Я уставился в свой стакан.
– Родди… – Я покачал головой. Он поднялся, надел пиджак и опустил очки на глаза. Бриллиант сверкал, как и его жемчужно-белые зубы.
Мужчина одернул пиджак, поправил галстук. Когда я протянул руку, он взял ее и задержал в своей.
– Я не знаю, что произошло. Если это правда… – Родди помолчал. Покачал головой. – Но я играл двенадцать лет, был с тремя командами и ловил пасы, наверное, от дюжины парней, которые стояли под центром. Ни у кого из них не было того, что было у тебя… – он взглянул на дорогу, – и до сих пор есть. – Родди подошел к своей машине, собрал обломки камеры, затем на минуту замер, держась за дверцу. Хотел еще что-то сказать, но, когда это было уже на кончике языка, передумал и сел в машину.
Дверца захлопнулась, и пыль закружилась позади машины, когда она медленно поехала по дороге.
– Ты и не догадываешься, как много это значит, – прошептал я.
Такс проспал большую часть той недели и начало следующей. По утрам и вечерам я работал с Ди, стараясь выправить ему руку. Парнишка хотел угодить тренеру, заслужить его одобрение, и недоверие глубоко его задевало, поэтому и дела с рукой шли не так быстро, как хотелось бы. Я не лез ему в душу – все игроки хотят угодить своему тренеру. Случай с Ди был особенный – он не знал отца, и коуч Деймон так или иначе отчасти заполнял пустое место в его сердце. Так бывает со всеми тренерами. Проблема заключалась в том, что Деймон заполнял это место злобными тирадами, негодной подготовкой и предательством. И, судя по тому, что я уже знал, с очередным предательством Ди предстояло столкнуться еще до конца сезона.

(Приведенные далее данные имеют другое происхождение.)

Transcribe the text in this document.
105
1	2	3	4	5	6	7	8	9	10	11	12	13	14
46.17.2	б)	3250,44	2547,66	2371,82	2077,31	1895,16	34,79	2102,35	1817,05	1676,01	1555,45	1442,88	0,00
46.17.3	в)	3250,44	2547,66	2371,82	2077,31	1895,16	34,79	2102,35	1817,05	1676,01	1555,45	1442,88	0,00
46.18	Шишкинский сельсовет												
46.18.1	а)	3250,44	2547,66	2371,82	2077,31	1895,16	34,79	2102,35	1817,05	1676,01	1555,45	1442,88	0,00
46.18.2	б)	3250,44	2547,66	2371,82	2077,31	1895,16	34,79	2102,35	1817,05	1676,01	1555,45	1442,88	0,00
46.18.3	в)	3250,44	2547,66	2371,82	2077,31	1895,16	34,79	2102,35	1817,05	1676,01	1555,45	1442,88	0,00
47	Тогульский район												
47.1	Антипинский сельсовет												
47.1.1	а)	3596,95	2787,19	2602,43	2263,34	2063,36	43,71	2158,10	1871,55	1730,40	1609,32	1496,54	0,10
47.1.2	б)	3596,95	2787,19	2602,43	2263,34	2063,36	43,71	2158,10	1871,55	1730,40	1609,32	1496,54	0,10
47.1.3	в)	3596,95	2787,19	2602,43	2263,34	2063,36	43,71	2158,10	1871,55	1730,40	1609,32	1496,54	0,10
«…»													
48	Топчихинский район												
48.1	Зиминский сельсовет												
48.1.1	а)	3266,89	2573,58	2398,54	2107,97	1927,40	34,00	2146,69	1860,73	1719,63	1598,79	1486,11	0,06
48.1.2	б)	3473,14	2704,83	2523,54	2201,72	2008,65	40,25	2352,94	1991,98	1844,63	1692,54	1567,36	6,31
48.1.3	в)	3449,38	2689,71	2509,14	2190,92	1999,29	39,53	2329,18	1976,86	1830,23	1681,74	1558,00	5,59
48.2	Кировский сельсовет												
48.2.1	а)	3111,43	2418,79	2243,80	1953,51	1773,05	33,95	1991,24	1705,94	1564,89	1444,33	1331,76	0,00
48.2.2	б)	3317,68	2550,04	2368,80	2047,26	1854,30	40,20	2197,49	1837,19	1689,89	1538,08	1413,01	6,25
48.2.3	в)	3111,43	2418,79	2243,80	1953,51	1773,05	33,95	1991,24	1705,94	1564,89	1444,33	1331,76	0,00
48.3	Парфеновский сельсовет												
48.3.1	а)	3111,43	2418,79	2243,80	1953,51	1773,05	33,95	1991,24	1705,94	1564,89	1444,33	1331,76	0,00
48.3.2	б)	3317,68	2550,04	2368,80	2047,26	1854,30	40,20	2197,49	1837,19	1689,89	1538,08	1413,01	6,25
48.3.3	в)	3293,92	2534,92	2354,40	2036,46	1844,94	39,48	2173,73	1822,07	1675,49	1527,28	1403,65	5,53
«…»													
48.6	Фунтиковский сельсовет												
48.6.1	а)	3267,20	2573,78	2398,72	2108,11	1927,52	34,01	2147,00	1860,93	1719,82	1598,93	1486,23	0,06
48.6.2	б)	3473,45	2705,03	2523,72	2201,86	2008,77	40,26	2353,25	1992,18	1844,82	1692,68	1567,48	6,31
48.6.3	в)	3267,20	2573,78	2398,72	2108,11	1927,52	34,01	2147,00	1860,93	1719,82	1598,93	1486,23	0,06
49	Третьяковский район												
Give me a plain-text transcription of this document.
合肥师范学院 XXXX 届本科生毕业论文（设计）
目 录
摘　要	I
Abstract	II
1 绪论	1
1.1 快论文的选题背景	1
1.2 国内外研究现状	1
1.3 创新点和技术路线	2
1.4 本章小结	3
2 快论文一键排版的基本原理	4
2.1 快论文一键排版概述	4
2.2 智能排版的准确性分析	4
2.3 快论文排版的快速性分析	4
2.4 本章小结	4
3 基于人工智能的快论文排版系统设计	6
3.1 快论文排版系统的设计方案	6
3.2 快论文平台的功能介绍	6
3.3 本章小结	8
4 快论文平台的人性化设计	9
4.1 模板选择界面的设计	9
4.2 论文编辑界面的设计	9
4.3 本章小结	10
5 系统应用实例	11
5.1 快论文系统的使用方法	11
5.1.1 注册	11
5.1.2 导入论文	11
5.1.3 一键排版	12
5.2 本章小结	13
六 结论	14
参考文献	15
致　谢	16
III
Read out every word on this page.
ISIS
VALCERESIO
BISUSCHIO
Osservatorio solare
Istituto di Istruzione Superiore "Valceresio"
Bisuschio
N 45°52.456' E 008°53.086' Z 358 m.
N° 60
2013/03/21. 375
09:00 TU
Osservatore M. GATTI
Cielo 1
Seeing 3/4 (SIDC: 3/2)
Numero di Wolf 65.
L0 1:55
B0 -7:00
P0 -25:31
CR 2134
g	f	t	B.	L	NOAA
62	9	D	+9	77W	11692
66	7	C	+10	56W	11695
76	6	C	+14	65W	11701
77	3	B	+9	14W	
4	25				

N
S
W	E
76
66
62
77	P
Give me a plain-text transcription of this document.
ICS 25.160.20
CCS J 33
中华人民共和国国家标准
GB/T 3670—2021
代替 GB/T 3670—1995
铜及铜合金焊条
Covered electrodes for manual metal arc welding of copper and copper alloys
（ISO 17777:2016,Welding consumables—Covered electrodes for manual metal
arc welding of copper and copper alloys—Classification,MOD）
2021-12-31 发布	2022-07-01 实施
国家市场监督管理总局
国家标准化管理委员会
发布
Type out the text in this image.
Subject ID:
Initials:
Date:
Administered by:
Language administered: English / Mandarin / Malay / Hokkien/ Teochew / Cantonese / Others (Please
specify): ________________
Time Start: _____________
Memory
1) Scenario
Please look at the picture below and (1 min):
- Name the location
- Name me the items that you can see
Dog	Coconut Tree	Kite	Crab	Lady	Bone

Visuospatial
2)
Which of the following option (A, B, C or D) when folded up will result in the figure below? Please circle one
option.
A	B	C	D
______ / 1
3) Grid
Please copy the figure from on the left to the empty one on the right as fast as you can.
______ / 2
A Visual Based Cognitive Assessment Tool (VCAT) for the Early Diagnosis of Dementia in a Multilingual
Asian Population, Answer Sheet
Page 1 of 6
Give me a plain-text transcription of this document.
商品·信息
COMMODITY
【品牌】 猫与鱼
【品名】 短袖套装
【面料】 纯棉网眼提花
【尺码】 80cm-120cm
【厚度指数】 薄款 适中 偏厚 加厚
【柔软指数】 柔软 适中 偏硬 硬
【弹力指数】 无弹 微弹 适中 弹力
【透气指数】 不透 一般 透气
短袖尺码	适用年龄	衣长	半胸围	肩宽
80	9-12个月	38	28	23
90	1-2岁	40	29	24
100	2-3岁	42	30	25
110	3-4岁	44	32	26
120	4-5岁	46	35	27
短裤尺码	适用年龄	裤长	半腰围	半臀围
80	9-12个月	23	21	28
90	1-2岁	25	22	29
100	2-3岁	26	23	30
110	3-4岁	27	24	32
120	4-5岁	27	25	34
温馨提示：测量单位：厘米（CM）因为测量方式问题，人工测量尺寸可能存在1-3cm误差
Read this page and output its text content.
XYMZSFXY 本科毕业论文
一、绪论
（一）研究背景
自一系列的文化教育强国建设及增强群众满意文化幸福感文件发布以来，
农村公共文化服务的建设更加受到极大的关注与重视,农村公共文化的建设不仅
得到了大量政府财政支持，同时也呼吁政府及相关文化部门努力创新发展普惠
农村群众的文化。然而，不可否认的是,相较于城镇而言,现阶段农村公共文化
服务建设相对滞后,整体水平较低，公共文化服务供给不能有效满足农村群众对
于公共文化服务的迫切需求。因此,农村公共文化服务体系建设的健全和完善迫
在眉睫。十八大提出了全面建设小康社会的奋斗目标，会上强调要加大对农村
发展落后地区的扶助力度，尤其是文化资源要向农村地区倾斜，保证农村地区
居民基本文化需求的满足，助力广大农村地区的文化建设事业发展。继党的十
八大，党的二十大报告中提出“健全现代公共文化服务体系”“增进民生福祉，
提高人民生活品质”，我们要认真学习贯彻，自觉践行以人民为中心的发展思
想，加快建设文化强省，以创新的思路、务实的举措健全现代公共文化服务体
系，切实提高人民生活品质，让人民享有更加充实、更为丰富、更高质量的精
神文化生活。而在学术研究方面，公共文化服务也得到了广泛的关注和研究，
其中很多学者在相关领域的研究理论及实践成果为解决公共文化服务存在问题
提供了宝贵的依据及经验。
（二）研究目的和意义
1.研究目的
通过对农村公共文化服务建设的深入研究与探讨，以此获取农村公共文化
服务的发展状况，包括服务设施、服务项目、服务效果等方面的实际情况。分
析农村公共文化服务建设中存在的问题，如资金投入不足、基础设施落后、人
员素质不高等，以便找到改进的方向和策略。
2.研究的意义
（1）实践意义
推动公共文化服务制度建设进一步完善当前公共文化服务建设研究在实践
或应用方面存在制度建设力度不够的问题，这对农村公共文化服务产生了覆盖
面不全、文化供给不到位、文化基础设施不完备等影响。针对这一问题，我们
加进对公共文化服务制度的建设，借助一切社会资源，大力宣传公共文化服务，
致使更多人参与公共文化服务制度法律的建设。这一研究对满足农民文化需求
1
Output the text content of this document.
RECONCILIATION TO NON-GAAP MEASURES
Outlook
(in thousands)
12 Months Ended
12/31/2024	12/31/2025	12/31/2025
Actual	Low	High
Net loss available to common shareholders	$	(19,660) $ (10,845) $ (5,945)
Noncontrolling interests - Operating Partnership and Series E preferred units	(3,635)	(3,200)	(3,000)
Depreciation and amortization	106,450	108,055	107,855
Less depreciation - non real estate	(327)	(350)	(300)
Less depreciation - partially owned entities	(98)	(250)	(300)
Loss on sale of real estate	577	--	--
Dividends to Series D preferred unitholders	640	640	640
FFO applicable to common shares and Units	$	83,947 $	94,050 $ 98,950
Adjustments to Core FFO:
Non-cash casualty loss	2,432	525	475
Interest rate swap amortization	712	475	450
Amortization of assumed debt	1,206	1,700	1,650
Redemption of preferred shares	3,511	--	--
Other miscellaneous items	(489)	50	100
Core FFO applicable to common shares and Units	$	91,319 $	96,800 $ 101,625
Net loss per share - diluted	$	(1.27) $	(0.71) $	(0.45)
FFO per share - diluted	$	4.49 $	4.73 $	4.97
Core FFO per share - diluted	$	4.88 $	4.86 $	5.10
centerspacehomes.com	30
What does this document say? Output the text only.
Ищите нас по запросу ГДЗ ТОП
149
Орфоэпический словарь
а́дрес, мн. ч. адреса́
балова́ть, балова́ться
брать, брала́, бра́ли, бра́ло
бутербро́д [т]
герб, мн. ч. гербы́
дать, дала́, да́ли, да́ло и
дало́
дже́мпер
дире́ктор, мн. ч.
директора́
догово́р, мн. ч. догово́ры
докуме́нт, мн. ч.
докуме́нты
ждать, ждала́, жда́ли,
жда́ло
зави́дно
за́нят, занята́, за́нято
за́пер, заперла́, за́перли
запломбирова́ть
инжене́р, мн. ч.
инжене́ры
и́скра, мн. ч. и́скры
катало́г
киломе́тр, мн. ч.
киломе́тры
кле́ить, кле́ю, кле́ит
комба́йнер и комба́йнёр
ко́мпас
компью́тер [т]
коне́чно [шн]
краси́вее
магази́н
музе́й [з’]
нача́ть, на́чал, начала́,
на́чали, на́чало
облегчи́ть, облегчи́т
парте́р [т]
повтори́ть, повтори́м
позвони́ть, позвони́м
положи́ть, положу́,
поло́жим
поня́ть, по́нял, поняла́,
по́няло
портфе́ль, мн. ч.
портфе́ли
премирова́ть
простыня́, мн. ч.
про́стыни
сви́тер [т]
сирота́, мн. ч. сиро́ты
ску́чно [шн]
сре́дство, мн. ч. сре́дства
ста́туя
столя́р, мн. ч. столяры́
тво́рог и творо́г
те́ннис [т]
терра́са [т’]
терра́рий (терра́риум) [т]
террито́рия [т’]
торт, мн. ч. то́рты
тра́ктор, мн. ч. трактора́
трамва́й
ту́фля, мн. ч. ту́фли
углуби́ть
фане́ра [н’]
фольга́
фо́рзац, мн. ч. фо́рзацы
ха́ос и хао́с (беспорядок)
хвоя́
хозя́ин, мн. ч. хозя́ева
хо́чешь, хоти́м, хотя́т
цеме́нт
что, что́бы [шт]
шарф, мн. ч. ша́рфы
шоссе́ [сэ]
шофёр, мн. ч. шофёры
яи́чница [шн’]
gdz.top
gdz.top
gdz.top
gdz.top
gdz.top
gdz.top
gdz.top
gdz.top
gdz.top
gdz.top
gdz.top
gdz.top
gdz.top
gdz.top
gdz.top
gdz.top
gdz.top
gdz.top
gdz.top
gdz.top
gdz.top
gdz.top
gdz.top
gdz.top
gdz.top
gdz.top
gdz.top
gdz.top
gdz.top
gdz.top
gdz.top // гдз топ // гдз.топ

В светлое время суток я держался в тени и старался избегать публичных мест. И каждую ночь проходил разделявшие нас полмили, садился, притаившись, под окном и ждал, пока пульт упадет на пол. Ждать приходилось долго – Одри проживала свои ночи за просмотром старых записей и в добровольной коме. Сидя на полу возле ее кровати, я просовывал руку под ее руки, рассматривал заработанные в саду мозоли. Я убирал с ее лица пряди волос, отчаянно сопротивляясь желанию дотронуться до своей жены, погладить, пройти пальцами по знакомым очертаниям фигуры. И каждый раз это желание отзывалось чувством вины. Я беспокоился за нее, не зная, каковы побочные последствия принимаемых ею лекарств и как давно она их принимает. Наблюдая за Одри в душе, я убедился, что за то время, пока меня не было, она потеряла по крайней мере фунтов десять или даже больше, а ведь лишних у нее не было. В темноте, слушая ее дыхание, я открывал для себя новое значение ее реплики про «пожизненное заключение». И каждую ночь уходить становилось все труднее.
Однажды вечером, в четверг, около десяти, я, заглянув в окно Одри, увидел пустую комнату. Почесав голову, вдруг как будто услышал смех. Странный звук для живущего в почтительном молчании монастыря, где многие годами не открывают рот. Более того, звук был мне знаком. Я не слышал его давно, но ошибиться не мог. Забравшись на стену и положившись на слух, я прошел до большого, ярко освещенного строения в центре. Поскольку свет был мне противопоказан, я соскочил со стены и забрался на крышу здания с открытыми люками.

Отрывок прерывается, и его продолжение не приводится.